Zhang Cece, Zhu Xuehuan, Peterson Nick, Wang Jieqiong, Wan Shibiao
Department of Cell & Systems Biology, University of Toronto, ON, Canada.
School of Engineering, University of California, Los Angeles, CA, United States.
ArXiv. 2025 Apr 24:arXiv:2504.17162v1.
The subcellular localization of RNAs, including long non-coding RNAs (lncRNAs), messenger RNAs (mRNAs), microRNAs (miRNAs) and other smaller RNAs, plays a critical role in determining their biological functions. For instance, lncRNAs are predominantly associated with chromatin and act as regulators of gene transcription and chromatin structure, while mRNAs are distributed across the nucleus and cytoplasm, facilitating the transport of genetic information for protein synthesis. Understanding RNA localization sheds light on processes like gene expression regulation with spatial and temporal precision. However, traditional wet lab methods for determining RNA localization, such as in situ hybridization, are often time-consuming, resource-demanding, and costly. To overcome these challenges, computational methods leveraging artificial intelligence (AI) and machine learning (ML) have emerged as powerful alternatives, enabling large-scale prediction of RNA subcellular localization. This paper provides a comprehensive review of the latest advancements in AI-based approaches for RNA subcellular localization prediction, covering various RNA types and focusing on sequence-based, image-based, and hybrid methodologies that combine both data types. We highlight the potential of these methods to accelerate RNA research, uncover molecular pathways, and guide targeted disease treatments. Furthermore, we critically discuss the challenges in AI/ML approaches for RNA subcellular localization, such as data scarcity and lack of benchmarks, and opportunities to address them. This review aims to serve as a valuable resource for researchers seeking to develop innovative solutions in the field of RNA subcellular localization and beyond.
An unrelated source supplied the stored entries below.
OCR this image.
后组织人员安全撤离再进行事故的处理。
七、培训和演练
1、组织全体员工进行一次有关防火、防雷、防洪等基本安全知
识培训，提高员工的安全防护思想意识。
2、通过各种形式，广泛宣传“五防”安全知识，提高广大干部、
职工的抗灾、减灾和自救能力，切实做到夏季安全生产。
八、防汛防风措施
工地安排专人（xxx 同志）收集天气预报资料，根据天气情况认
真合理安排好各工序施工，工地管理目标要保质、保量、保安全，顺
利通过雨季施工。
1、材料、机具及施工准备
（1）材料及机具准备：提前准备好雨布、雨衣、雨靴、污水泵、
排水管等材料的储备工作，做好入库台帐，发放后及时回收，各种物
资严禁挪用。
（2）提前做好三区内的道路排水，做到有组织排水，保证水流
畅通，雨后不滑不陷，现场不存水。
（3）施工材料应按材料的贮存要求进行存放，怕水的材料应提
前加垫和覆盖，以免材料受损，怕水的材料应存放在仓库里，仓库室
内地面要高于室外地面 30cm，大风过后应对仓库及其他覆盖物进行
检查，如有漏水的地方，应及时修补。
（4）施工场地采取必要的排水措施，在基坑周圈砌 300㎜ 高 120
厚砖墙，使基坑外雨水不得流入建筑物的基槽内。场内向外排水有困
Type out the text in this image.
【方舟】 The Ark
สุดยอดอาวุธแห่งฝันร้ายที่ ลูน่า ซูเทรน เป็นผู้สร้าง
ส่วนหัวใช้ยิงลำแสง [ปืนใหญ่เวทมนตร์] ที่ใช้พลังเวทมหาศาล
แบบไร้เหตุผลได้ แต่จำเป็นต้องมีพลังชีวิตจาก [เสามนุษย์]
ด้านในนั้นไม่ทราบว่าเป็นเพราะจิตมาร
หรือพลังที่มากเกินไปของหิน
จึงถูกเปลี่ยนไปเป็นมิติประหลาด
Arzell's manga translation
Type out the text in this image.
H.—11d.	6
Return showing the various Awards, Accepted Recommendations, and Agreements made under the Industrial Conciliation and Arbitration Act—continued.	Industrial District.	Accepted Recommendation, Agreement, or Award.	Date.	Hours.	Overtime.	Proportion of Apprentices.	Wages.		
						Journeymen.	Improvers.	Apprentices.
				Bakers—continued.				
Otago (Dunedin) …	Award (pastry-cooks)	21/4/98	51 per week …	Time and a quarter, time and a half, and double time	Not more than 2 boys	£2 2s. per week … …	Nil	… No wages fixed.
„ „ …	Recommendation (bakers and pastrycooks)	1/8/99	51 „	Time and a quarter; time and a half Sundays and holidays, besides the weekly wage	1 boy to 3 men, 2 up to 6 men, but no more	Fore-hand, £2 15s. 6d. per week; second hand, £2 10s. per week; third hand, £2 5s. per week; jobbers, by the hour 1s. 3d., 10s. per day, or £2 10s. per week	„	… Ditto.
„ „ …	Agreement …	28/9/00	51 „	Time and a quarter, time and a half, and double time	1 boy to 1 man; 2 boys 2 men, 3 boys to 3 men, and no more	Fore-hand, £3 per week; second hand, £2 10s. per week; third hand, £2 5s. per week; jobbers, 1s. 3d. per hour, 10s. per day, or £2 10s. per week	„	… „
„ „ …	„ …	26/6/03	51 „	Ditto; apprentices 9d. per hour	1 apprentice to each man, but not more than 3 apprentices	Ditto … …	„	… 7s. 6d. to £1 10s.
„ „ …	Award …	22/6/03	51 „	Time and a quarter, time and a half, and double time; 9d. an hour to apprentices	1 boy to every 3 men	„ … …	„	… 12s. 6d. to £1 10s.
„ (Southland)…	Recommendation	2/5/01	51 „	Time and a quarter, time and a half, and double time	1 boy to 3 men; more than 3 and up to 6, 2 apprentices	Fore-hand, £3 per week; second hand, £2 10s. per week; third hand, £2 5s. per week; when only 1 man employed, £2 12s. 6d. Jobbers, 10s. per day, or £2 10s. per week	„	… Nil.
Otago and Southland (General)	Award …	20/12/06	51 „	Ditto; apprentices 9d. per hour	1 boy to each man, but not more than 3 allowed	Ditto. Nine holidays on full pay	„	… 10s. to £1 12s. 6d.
RNA的亚细胞定位,包括长链非编码RNA(lncRNA)、信使RNA(mRNA)、微小RNA(miRNA)和其他较小的RNA,在决定它们的生物学功能方面起着关键作用。例如,lncRNA主要与染色质相关,并作为基因转录和染色质结构的调节因子,而mRNA分布在细胞核和细胞质中,促进遗传信息用于蛋白质合成的运输。了解RNA定位有助于精确地从空间和时间上揭示基因表达调控等过程。然而,传统的用于确定RNA定位的湿实验室方法,如原位杂交,往往耗时、资源需求大且成本高。为了克服这些挑战,利用人工智能(AI)和机器学习(ML)的计算方法已成为强大的替代方案,能够大规模预测RNA亚细胞定位。本文全面综述了基于AI的RNA亚细胞定位预测方法的最新进展,涵盖了各种RNA类型,并重点介绍了基于序列、基于图像以及结合这两种数据类型的混合方法。我们强调了这些方法在加速RNA研究、揭示分子途径和指导靶向疾病治疗方面的潜力。此外,我们批判性地讨论了AI/ML方法在RNA亚细胞定位方面面临的挑战,如数据稀缺和缺乏基准,以及解决这些问题的机会。这篇综述旨在为寻求在RNA亚细胞定位及其他领域开发创新解决方案的研究人员提供有价值的资源。